WASHINGTON — Sen. Sam Nunn (D-Ga.), chairman of the Senate Armed Services Committee and once a seaman in the U.S. Coast Guard, knows better than most how to steer a middle course through treacherous political shoals.
From his position at the helm of the Senate panel and at the center of the swirling debate over gays in the military, Nunn is purposefully guiding his committee and the Pentagon toward a compromise that will soothe the military, stymie the Clinton Administration and pique gay and lesbian activists, who have called Nunn's compromise a pretty package in which to wrap discrimination.
Under Nunn's proposal, known in shorthand as "don't ask/don't tell," the Pentagon would stop questioning new members of the armed services about their sexual orientation and allow gay men and lesbians to serve in the armed forces as long as they do not reveal their homosexuality to colleagues or commanders.
It is not yet clear whether Nunn will be able to make that the core of a compromise between the White House and the military, as he clearly hopes. But, by assembling an increasingly formidable array of testimonials from Persian Gulf War heroes, a Marine colonel who is the father of a gay son and others, Nunn has managed to increase significantly the risk that the President will face if he tries to lift the military's longstanding ban against open homosexuality in its ranks.
Administration officials have insisted that they are not being steamrollered by Nunn's tactics. As Nunn prowled around Navy vessels Monday asking sailors what they think of sleeping next to gays and showering with them, Clinton told an audience in Cleveland that he rejects the "don't ask/don't tell" proposal.
"I just believe that there ought to be a presumption that people ought to be able to serve their country unless they do something wrong," Clinton said. "What I think we're about is acknowledging people's right . . . to be judged by what they do.
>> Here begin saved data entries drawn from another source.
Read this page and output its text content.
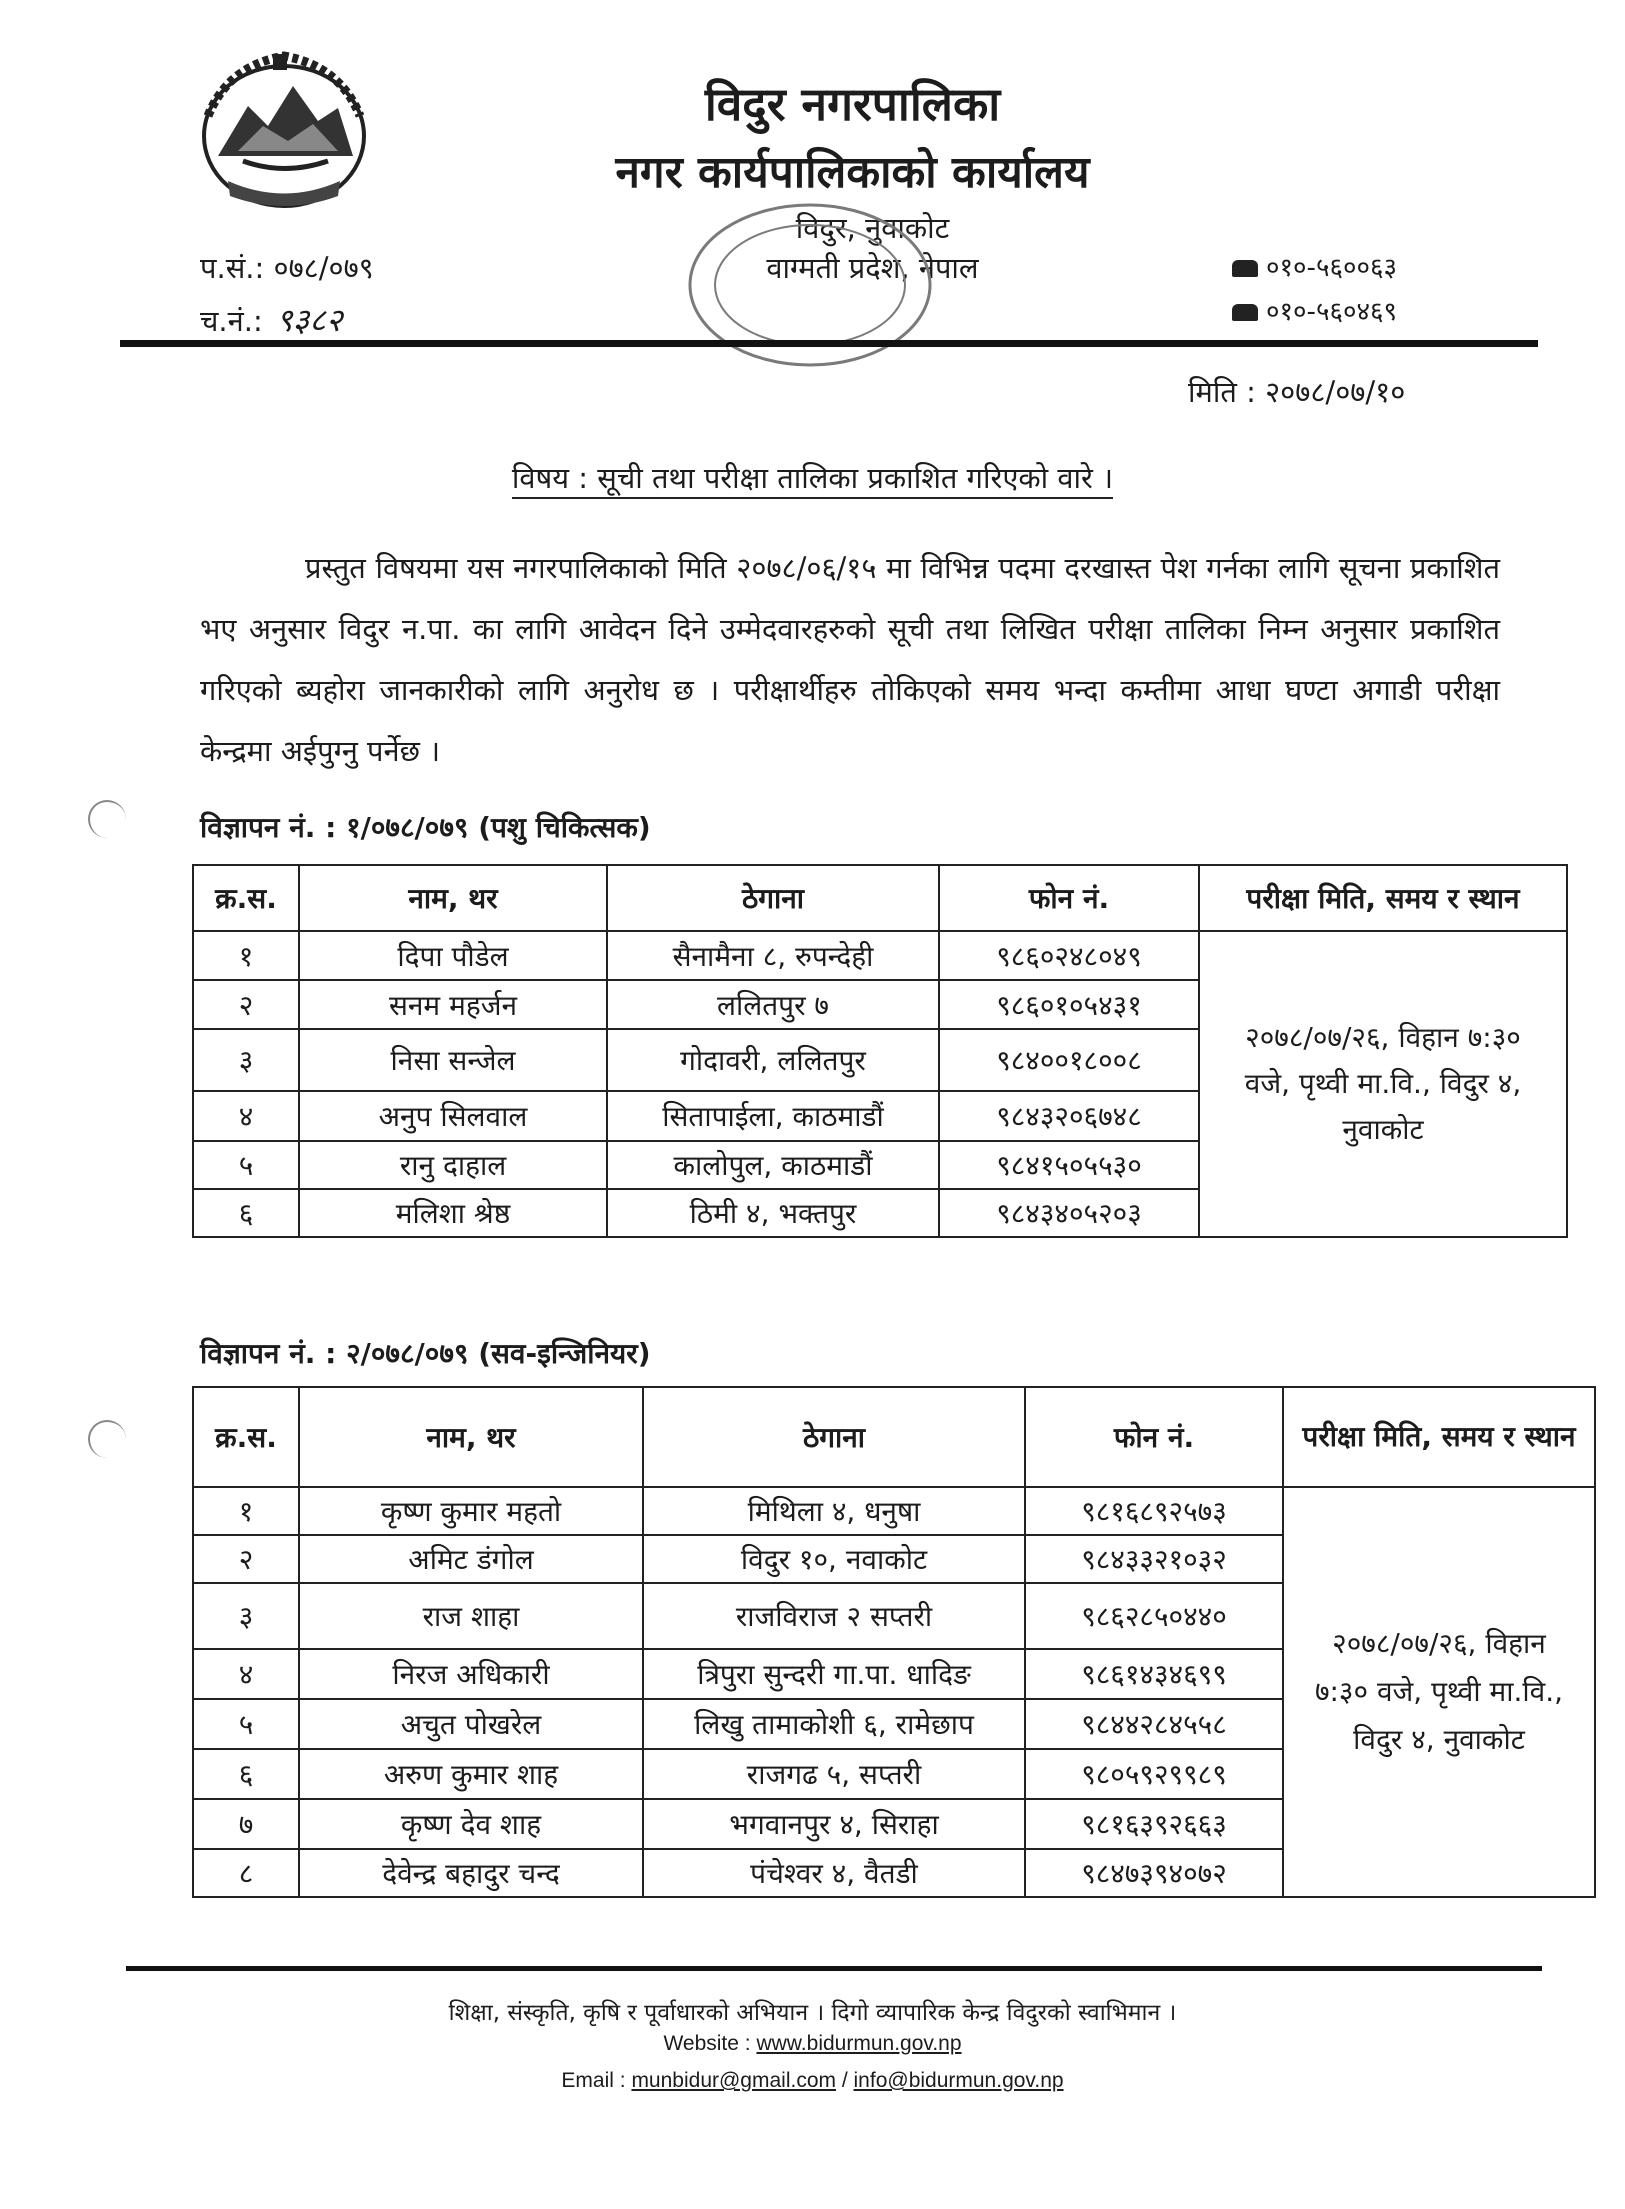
विदुर नगरपालिका
नगर कार्यपालिकाको कार्यालय
विदुर, नुवाकोट
वाग्मती प्रदेश, नेपाल
प.सं.: ०७८/०७९
च.नं.: ९३८२
०१०-५६००६३
०१०-५६०४६९
मिति : २०७८/०७/१०
विषय : सूची तथा परीक्षा तालिका प्रकाशित गरिएको वारे ।

प्रस्तुत विषयमा यस नगरपालिकाको मिति २०७८/०६/१५ मा विभिन्न पदमा दरखास्त पेश गर्नका लागि सूचना प्रकाशित भए अनुसार विदुर न.पा. का लागि आवेदन दिने उम्मेदवारहरुको सूची तथा लिखित परीक्षा तालिका निम्न अनुसार प्रकाशित गरिएको ब्यहोरा जानकारीको लागि अनुरोध छ । परीक्षार्थीहरु तोकिएको समय भन्दा कम्तीमा आधा घण्टा अगाडी परीक्षा केन्द्रमा अईपुग्नु पर्नेछ ।

विज्ञापन नं. : १/०७८/०७९ (पशु चिकित्सक)
क्र.स.	नाम, थर	ठेगाना	फोन नं.	परीक्षा मिति, समय र स्थान
१	दिपा पौडेल	सैनामैना ८, रुपन्देही	९८६०२४८०४९	२०७८/०७/२६, विहान ७:३० वजे, पृथ्वी मा.वि., विदुर ४, नुवाकोट
२	सनम महर्जन	ललितपुर ७	९८६०१०५४३१	
३	निसा सन्जेल	गोदावरी, ललितपुर	९८४००१८००८	
४	अनुप सिलवाल	सितापाईला, काठमाडौं	९८४३२०६७४८	
५	रानु दाहाल	कालोपुल, काठमाडौं	९८४१५०५५३०	
६	मलिशा श्रेष्ठ	ठिमी ४, भक्तपुर	९८४३४०५२०३	
विज्ञापन नं. : २/०७८/०७९ (सव-इन्जिनियर)
क्र.स.	नाम, थर	ठेगाना	फोन नं.	परीक्षा मिति, समय र स्थान
१	कृष्ण कुमार महतो	मिथिला ४, धनुषा	९८१६८९२५७३	२०७८/०७/२६, विहान ७:३० वजे, पृथ्वी मा.वि., विदुर ४, नुवाकोट
२	अमिट डंगोल	विदुर १०, नवाकोट	९८४३३२१०३२	
३	राज शाहा	राजविराज २ सप्तरी	९८६२८५०४४०	
४	निरज अधिकारी	त्रिपुरा सुन्दरी गा.पा. धादिङ	९८६१४३४६९९	
५	अचुत पोखरेल	लिखु तामाकोशी ६, रामेछाप	९८४४२८४५५८	
६	अरुण कुमार शाह	राजगढ ५, सप्तरी	९८०५९२९९८९	
७	कृष्ण देव शाह	भगवानपुर ४, सिराहा	९८१६३९२६६३	
८	देवेन्द्र बहादुर चन्द	पंचेश्वर ४, वैतडी	९८४७३९४०७२	
शिक्षा, संस्कृति, कृषि र पूर्वाधारको अभियान । दिगो व्यापारिक केन्द्र विदुरको स्वाभिमान ।
Website : www.bidurmun.gov.np
Email : munbidur@gmail.com / info@bidurmun.gov.np
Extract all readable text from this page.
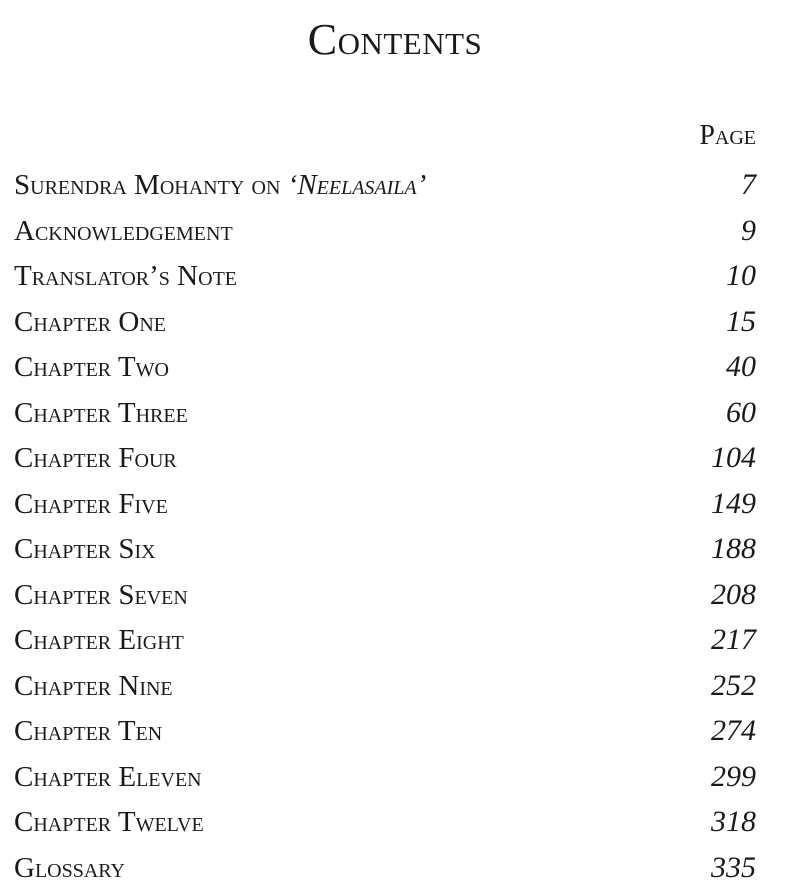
Contents
Page
Surendra Mohanty on ‘Neelasaila’	7
Acknowledgement	9
Translator’s Note	10
Chapter One	15
Chapter Two	40
Chapter Three	60
Chapter Four	104
Chapter Five	149
Chapter Six	188
Chapter Seven	208
Chapter Eight	217
Chapter Nine	252
Chapter Ten	274
Chapter Eleven	299
Chapter Twelve	318
Glossary	335
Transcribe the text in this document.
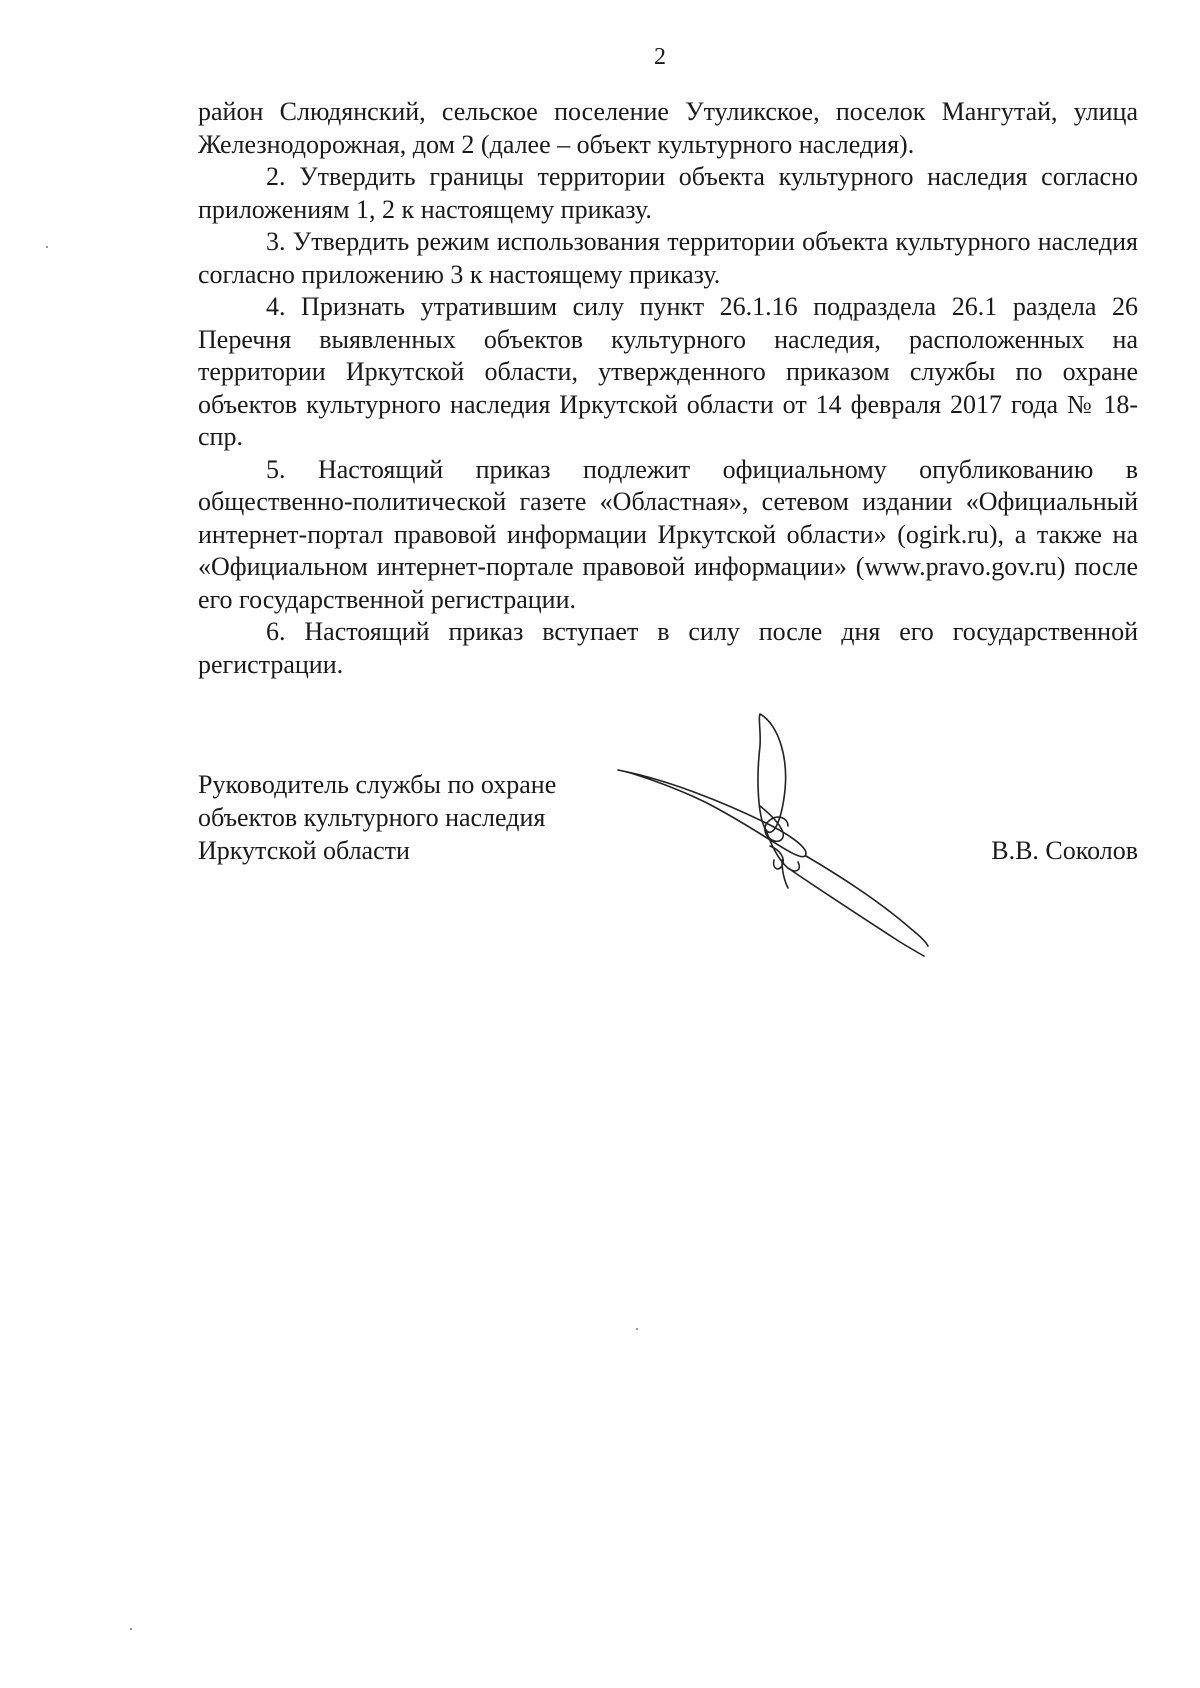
2

район Слюдянский, сельское поселение Утуликское, поселок Мангутай, улица Железнодорожная, дом 2 (далее – объект культурного наследия).

2. Утвердить границы территории объекта культурного наследия согласно приложениям 1, 2 к настоящему приказу.

3. Утвердить режим использования территории объекта культурного наследия согласно приложению 3 к настоящему приказу.

4. Признать утратившим силу пункт 26.1.16 подраздела 26.1 раздела 26 Перечня выявленных объектов культурного наследия, расположенных на территории Иркутской области, утвержденного приказом службы по охране объектов культурного наследия Иркутской области от 14 февраля 2017 года № 18-спр.

5. Настоящий приказ подлежит официальному опубликованию в общественно-политической газете «Областная», сетевом издании «Официальный интернет-портал правовой информации Иркутской области» (ogirk.ru), а также на «Официальном интернет-портале правовой информации» (www.pravo.gov.ru) после его государственной регистрации.

6. Настоящий приказ вступает в силу после дня его государственной регистрации.

Руководитель службы по охране
объектов культурного наследия
Иркутской области	В.В. Соколов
I hope my position will prevail."
Still, with Congress legally in a position to overturn any Clinton order with legislation, the President's stance seems to be getting more difficult by the day.
Nunn, an avowed opponent of Clinton's plan, told sailors Monday that, if Clinton proceeds with his plan to permit openly gay men and lesbians in the military, he and other opponents will try to overturn a presidential order by writing the prohibition into law.
That is a prospect that Administration officials view with serious trepidation. Representatives of gay activist groups said they believe that an up-or-down vote on a law excluding gays from the military would be very close. If Clinton vetoed such legislation, he would have sufficient Senate support to sustain a veto, his advisers agree. But it is not clear that Clinton would want to press his case against a serious congressional challenge led by Nunn and backed by the dramatic testimony of Nunn's handpicked witnesses.
The alternative, one Clinton adviser said, is equally bad. If Clinton accepts Nunn's compromise--in effect, the Georgia senator's opening position in the hearings--"it would be written as a defeat for Clinton," the Administration official said.
Thomas Stoddard, a gay activist who directs the Campaign for Military Service, made clear that Clinton's gay and lesbian allies would not soon forgive him for capitulating to Nunn.
"If the Administration adopts the 'don't ask/don't tell' line, the President will have withdrawn his commitment to end discrimination in the military," Stoddard said. "Nunn's position is merely a nice way of packaging discrimination. It continues the existing policy, which in virtually all circumstances, leads to the discharge of lesbians and gays on the basis of rumors, innuendo and retaliation from colleagues."
Stoddard said he remains confident that Clinton will be true to his word. But he acknowledged that Nunn has shrewdly read the political mood on the controversy and is exploiting it adeptly.
"Everybody wants an out," Stoddard said. "Some in the Administration want an out; many senators want an out. And Sen. Nunn wants to give the impression of opposing discrimination while perpetuating this policy at its heart. That's what 'don't ask/don't tell' does."
For now, sources said, Defense Secretary Les Aspin has been unmoved by what one official called Nunn's "parade of worthies."
"I don't think they're changing our calculations," one senior Pentagon official said of Nunn's hearings. "It seems Nunn has gone from trying to maintain the appearance of Solomonic hearings to determine what's best to outright advocacy hearings for his position. It looks like 'don't ask/don't tell' may be gaining ground in the Senate, and it may be giving heart to those who oppose lifting the ban. But it's not clear that it will rule the day over here."
Indeed, gay activists and Administration officials are citing a shift in public opinion polls as an indication that Nunn's hearings are failing to bring the American public to his view. In late January, an ABC News poll showed that Americans were split, 47% to 47%, over whether homosexuals should serve in the military. Asked the same question in late April, 54% of those responding said homosexuals should serve and 44% disagreed.
In fact, one gay activist predicted that Nunn's advocacy of the "don't ask/don't tell" proposal may ultimately hasten the demise of the Pentagon policy that Clinton has vowed to dismantle.
"This is a real sign that the arguments on the other side are crumbling," said Eric Rosenthal, political director of the Human Rights Campaign Fund.